Ed è, pertanto, evidente che ci troviamo di fronte non a casi singoli di ordinaria ruberia, bensì ad un sistema che è andato incancrenendosi nel tempo e la cui cura e guarigione appaiono molto ardue, soprattutto per la difficile comprensione delle cause radicali che si trovano alla base del dissesto. 

A questo proposito, soprattutto negli ambienti della sinistra e del crescente giacobinismo di protesta, continua ad essere propagandata l’idea, a mio avviso del tutto delirante, di sostituire in blocco l’attuale classe politica con una nuova genia di amministratori onesti e totalmente dediti al bene comune. Come se ciò potesse essere realizzato a tavolino, semplicemente convocando intorno ad una “nuovo” o rinnovato movimento o partito un consorzio di individui a prova di corruzione. A tale proposito sono decenni che il nostro tragicomico teatrino della politica è ingombro di personaggi che proclamano di appartenere al cosiddetto partito degli onesti, senza che questo abbia prodotto alcun beneficio sul piano della moraltà pubblica, anzi. C’è addirittura chi pensa di risolvere la questione attraverso l’estensione a tutti i partiti della pagliacciata delle primarie. Come se, al pari del consenso elettorale acquisito attraverso la spesa pubblica, non fosse poi possibile fare altrettanto in tale forma di selezione dei quadri politici. 
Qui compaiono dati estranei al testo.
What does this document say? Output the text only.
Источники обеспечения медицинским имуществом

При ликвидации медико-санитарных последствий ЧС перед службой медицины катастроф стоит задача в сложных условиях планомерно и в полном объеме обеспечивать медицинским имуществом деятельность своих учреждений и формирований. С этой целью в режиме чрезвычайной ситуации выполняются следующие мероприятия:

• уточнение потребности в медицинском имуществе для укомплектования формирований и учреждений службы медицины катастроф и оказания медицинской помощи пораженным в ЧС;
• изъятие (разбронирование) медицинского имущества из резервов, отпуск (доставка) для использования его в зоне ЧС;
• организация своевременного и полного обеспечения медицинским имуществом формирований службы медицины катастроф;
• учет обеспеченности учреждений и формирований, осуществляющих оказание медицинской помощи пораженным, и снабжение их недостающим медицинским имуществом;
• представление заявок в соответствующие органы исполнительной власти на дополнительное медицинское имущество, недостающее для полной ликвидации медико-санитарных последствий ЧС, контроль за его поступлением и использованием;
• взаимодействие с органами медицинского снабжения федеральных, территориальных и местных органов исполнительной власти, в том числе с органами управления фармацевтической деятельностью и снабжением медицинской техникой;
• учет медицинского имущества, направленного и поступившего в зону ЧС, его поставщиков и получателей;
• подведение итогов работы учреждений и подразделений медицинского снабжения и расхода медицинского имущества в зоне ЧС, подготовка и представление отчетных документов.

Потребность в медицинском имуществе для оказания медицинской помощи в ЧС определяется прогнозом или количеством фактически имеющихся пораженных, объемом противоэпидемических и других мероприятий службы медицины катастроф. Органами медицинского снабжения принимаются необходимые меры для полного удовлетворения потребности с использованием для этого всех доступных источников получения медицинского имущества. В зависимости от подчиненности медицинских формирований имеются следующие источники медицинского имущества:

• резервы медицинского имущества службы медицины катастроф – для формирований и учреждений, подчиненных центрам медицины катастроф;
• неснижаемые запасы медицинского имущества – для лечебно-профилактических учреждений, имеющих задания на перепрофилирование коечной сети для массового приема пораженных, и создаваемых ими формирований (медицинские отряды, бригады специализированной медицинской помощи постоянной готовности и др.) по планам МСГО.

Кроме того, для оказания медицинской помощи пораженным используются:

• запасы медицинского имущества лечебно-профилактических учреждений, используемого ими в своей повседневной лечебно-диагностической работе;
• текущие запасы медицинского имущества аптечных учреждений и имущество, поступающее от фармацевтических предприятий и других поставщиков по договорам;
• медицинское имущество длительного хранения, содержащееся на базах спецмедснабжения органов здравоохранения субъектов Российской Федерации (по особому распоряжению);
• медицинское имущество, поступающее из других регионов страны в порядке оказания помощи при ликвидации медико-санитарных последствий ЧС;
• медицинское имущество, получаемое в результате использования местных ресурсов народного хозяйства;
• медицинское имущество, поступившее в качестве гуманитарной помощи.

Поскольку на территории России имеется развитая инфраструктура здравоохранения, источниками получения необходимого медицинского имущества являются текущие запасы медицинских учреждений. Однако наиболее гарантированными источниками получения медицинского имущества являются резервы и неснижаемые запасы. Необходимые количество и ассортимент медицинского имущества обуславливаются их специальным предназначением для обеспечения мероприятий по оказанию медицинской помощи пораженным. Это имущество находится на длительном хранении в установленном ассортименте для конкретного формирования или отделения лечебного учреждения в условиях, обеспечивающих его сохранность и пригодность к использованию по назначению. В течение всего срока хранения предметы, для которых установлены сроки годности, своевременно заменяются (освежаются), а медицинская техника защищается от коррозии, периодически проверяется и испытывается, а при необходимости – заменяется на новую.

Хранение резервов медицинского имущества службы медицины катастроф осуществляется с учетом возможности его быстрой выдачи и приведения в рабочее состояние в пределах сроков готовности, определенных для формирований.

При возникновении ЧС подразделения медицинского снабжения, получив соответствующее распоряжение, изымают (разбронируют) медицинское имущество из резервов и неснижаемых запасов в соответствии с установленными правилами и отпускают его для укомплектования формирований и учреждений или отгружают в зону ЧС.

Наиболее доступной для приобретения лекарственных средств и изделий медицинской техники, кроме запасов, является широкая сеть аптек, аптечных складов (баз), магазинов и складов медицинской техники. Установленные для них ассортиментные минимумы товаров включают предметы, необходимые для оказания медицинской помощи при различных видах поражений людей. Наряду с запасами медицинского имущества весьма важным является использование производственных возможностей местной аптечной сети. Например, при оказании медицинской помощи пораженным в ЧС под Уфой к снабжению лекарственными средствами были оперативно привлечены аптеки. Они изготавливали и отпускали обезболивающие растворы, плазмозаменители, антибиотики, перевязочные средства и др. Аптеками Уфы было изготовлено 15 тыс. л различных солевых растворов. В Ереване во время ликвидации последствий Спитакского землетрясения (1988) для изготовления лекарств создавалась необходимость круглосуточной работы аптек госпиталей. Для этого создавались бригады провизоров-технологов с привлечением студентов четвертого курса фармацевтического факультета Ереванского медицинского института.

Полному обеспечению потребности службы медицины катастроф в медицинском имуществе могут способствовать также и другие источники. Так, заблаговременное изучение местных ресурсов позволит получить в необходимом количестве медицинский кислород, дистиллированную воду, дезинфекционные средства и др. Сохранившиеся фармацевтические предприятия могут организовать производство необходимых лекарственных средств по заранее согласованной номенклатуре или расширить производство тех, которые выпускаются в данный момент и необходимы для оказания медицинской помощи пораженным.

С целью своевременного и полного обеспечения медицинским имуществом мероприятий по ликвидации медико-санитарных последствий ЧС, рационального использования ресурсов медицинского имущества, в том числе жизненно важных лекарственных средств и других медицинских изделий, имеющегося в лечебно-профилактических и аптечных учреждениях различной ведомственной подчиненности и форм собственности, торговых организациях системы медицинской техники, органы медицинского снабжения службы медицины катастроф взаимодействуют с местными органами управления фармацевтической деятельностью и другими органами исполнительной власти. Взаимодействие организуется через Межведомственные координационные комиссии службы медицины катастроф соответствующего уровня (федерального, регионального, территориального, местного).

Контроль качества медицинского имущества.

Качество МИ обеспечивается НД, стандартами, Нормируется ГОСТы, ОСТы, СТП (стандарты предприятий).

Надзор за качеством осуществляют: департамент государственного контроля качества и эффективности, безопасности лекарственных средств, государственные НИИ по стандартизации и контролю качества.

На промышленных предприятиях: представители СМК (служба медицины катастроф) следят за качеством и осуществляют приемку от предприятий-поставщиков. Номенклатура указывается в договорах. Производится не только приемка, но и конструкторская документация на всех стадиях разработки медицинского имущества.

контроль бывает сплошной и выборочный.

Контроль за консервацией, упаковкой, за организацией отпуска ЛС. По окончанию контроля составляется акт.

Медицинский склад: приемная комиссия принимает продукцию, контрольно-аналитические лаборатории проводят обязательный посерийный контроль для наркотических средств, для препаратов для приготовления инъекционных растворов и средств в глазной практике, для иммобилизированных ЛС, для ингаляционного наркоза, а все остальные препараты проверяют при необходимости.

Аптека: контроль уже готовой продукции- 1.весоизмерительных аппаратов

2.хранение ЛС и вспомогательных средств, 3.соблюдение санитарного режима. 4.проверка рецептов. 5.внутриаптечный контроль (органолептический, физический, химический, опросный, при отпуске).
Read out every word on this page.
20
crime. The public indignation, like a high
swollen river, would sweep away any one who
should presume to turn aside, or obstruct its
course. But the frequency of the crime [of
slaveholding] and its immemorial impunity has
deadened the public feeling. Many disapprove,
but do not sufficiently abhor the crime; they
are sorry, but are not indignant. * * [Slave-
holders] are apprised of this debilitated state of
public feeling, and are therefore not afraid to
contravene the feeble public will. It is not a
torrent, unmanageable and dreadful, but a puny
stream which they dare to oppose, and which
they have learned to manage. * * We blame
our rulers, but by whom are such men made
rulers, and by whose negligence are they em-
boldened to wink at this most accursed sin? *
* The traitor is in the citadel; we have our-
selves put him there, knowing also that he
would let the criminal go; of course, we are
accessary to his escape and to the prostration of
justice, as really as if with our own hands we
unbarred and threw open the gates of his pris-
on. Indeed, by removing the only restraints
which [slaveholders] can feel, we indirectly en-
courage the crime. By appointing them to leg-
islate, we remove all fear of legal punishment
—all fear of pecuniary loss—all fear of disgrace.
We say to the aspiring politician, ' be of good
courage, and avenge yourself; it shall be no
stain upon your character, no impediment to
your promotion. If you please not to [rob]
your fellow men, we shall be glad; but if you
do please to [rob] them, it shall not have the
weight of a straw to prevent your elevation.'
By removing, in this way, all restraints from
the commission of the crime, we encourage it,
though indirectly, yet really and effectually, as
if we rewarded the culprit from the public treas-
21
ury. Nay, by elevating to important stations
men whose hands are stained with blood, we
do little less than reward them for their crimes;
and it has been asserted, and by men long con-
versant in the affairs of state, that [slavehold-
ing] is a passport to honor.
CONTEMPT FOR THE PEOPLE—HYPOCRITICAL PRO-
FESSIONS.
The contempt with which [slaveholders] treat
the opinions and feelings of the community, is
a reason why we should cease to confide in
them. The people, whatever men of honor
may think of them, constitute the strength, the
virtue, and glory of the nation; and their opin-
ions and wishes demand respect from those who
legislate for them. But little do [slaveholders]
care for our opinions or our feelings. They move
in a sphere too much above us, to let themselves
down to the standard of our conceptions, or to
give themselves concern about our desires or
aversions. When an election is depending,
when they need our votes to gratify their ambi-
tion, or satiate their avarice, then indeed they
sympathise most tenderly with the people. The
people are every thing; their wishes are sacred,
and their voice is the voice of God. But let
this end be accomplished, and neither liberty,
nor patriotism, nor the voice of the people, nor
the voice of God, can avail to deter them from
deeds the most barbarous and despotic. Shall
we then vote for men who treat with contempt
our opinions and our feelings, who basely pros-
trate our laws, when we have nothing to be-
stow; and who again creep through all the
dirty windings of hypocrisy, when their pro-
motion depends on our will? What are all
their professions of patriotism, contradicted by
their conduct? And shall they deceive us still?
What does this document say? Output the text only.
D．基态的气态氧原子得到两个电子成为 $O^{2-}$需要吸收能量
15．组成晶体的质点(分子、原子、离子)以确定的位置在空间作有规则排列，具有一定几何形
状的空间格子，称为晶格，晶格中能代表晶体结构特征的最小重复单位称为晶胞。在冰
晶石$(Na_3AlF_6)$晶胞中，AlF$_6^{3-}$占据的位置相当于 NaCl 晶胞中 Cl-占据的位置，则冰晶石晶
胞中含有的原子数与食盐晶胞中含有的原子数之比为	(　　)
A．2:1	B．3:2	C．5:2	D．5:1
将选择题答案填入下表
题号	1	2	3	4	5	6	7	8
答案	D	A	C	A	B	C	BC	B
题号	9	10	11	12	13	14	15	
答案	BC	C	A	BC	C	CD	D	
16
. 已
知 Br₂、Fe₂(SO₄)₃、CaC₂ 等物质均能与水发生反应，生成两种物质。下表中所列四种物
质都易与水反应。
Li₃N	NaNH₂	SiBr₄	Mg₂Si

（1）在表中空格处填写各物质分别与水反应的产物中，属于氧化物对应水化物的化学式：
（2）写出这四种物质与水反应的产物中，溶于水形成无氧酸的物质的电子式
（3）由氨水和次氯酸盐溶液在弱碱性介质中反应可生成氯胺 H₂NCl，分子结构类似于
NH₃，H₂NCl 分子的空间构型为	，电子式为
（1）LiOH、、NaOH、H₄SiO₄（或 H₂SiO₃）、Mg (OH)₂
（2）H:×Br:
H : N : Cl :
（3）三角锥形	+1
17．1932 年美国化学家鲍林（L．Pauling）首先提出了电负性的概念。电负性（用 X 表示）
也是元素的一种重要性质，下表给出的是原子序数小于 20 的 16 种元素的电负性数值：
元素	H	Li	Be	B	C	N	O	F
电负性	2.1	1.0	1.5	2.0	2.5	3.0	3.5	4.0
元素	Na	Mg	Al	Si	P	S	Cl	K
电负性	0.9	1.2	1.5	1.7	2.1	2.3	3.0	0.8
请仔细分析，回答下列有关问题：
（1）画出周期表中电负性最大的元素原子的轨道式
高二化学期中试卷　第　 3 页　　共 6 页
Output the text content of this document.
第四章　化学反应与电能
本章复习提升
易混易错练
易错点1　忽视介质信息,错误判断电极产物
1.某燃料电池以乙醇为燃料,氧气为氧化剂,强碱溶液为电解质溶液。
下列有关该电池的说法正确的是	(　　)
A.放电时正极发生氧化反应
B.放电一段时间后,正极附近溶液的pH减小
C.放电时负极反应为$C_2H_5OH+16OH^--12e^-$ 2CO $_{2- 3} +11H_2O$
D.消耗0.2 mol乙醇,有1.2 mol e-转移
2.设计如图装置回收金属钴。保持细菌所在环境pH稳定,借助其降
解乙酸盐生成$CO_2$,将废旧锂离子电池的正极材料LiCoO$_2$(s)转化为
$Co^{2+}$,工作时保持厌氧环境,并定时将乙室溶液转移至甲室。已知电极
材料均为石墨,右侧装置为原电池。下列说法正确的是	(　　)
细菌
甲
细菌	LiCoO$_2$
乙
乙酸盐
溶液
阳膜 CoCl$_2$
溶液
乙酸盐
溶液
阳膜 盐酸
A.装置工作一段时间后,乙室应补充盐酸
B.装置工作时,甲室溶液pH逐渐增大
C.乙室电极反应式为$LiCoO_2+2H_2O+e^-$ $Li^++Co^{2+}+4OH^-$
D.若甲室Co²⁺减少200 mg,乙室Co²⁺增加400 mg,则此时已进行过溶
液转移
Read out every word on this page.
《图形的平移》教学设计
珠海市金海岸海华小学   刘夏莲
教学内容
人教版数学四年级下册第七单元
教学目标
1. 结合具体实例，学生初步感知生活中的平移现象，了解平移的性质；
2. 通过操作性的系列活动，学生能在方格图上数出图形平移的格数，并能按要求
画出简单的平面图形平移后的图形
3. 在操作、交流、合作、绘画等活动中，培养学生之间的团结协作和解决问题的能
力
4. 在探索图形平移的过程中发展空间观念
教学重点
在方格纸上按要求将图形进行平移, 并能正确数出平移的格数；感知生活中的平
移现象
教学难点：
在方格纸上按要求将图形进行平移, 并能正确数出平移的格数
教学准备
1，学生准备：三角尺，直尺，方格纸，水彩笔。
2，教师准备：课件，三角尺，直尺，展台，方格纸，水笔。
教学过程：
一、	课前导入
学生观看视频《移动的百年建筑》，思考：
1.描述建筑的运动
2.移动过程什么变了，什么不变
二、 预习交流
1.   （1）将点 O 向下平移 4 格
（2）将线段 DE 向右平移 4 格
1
Non è con i marchingegni  e le alchimie che possiamo pensare di contrastare il dilagante utilizzo per fini personali che la classe politica fa dei nostri soldi. L’unico modo per ridurne di sprechi è solo quello di limitarne l’uso dei quattrini, secondo il principio sacrosanto dell’occasione che fa l’uomo ladro. Solo abbattendo drasticamente il numero delle competenze pubbliche,  degli uomini che se occupano e dei relativi fondi a disposizione è ragionevole pensare ad una attenuazione del fenomeno in oggetto. 

In sostanza la solita ricetta liberale, da sempre tradita in Italia, che vuole meno Stato, meno spesa pubblica e meno burocrazia. Altrimenti, lasciando in piedi l’attuale mostruoso leviatano, continueremo per molti anni ancora ad indignarci per qualcosa che è, ahinoi, assolutamente inscritta nel sistema.